There was an auction, rather like the London Metal Exchange’s “Bear Pit” — where traders buy and sell in a verbal frenzy. In this auction, project leaders had to recruit and register designers, developers, marketers and tourism experts. With my app still in its most formative stages, it was seen by the experienced developers as too long-term a project — or maybe even too far-fetched — and so after 20 minutes of sweaty, loud imploring for people to join me, I relented, and agreed to join another team.
That team was to become known as Zenple. The aim, as the name suggests, was to present an idea of “Zen” in as simple as possible a way. Tsutomu Gabriel Komori, the Estonian-based Japanese project leader, led a team in building a website that would sell to tourists to Japan a space in a genuine Zen temple. When there, they would be able to take part in the rituals of monks, eating healthy traditional food, and bathing in a hot spring bath. The entire experience was to be a far cry from a package tour, and it was an instantly attractive proposition to me.
Zenple, on its site www.zenple.org, is up and running, and though I have declared an interest, I recommend you pay the site a visit. The winner of the hackathon was Event Statistics, a company that promised to bring realtime analysis to festival and event organisers, something that was hitherto hard to come by. Promising to make the stats “attractive and measurable,” the pitch appealed to the panel of expert judges, many of whom had themselves been through the Garage48 process. Event Statistics was one of a clutch of impressively fleshed-out and novel innovations created during the hackathon. I shall be blogging in the coming weeks about some of my favourite ideas on www.charmoffensive.ee.

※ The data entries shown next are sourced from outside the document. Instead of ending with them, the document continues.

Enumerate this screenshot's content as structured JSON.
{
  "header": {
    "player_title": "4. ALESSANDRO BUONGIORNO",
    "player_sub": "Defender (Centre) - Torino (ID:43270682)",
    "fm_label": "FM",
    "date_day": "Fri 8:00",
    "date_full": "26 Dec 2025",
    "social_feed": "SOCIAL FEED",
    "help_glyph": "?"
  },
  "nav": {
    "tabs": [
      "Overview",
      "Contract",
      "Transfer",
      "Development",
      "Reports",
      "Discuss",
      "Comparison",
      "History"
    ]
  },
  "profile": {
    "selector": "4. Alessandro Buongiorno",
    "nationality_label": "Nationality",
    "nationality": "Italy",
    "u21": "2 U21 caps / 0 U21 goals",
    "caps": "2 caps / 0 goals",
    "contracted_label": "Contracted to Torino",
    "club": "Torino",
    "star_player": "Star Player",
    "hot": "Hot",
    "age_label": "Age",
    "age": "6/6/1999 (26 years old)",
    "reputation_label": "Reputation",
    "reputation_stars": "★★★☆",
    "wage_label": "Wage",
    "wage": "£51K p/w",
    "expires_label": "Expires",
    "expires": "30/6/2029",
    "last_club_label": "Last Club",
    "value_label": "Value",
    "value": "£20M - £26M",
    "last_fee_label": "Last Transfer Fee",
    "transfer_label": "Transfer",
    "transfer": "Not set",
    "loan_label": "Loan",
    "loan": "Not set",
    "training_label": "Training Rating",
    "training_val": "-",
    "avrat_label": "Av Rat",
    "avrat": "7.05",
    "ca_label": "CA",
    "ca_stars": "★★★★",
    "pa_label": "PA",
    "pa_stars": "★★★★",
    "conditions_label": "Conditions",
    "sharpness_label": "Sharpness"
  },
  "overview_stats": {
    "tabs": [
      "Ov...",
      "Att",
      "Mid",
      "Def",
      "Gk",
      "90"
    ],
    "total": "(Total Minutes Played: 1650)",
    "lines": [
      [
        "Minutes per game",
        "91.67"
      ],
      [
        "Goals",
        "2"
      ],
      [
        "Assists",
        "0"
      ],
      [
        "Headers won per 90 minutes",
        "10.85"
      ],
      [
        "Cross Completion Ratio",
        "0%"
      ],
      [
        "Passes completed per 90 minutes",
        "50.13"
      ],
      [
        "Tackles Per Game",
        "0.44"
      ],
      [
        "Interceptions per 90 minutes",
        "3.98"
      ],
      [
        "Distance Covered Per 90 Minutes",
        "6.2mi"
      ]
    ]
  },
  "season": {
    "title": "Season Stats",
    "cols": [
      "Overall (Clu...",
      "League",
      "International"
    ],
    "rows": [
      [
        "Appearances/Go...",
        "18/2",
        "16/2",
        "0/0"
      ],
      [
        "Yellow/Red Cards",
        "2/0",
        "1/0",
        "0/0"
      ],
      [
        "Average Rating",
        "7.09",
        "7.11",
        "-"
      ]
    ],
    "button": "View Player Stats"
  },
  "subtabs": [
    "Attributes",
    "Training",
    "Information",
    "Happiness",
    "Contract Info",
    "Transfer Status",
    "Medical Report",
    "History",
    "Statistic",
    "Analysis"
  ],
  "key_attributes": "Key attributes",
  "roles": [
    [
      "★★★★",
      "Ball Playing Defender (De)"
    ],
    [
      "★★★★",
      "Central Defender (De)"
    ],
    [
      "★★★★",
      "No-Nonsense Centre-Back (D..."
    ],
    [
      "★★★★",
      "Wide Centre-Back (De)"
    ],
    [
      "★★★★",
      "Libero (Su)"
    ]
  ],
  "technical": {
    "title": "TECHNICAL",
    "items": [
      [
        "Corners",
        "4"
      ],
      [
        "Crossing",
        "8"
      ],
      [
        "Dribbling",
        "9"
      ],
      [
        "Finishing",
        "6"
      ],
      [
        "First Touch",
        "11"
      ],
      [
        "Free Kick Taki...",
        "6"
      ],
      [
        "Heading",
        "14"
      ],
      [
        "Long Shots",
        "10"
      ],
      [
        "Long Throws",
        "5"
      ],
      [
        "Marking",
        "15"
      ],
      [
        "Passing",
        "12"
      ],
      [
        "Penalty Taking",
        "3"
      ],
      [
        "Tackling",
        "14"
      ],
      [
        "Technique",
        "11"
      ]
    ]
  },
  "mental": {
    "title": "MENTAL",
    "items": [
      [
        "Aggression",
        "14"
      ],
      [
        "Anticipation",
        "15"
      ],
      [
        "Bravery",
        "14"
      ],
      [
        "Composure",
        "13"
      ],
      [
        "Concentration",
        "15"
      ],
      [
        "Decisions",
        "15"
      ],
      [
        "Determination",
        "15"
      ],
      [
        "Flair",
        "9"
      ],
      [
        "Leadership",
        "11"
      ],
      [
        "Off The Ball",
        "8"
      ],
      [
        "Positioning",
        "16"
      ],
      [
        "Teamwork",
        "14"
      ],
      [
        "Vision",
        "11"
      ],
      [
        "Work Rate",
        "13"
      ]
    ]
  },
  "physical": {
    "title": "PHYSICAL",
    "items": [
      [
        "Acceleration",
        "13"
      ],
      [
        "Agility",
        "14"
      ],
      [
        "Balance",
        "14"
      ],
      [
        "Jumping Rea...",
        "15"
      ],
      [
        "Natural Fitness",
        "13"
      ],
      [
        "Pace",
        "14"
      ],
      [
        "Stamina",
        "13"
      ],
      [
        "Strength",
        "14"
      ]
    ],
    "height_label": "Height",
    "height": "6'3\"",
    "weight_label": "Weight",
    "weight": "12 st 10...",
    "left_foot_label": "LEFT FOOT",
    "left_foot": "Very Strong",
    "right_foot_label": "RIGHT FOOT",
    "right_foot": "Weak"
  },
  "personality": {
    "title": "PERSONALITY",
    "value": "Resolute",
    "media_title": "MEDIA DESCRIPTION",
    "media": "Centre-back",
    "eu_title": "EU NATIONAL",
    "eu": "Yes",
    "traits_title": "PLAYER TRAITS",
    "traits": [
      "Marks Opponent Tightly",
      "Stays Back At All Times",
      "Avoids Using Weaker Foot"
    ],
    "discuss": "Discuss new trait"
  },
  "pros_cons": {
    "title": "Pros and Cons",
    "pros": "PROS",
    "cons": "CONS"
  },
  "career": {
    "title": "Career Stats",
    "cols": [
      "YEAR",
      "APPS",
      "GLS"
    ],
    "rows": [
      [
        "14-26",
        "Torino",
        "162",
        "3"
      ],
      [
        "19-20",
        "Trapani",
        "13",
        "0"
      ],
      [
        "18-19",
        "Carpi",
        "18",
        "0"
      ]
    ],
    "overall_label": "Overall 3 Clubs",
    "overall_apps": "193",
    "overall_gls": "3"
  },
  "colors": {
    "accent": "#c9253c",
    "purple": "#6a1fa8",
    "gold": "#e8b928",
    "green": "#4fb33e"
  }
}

A number of the startups arising from the tourism hackathon will enter Estonia’s Ajujaht startup contest for further exposure, support, and backing. LocalsMade has reached the Ajujaht Top 30, while a further two startups have been welcomed into the Ajujaht Top 100 pitching competition. However, what everyone gained from the hackathon was experience of working in an intensive but good-humoured atmosphere crafting a working website or app, in many cases from scratch, in one weekend. There are many things that people can learn in a classroom, but initiative is priceless, and I felt I emerged from a challenging but rewarding weekend in Parnu with a rock-solid conviction that Garage48’s hackathons are great for both team and personal development, whatever the problem we seek to solve.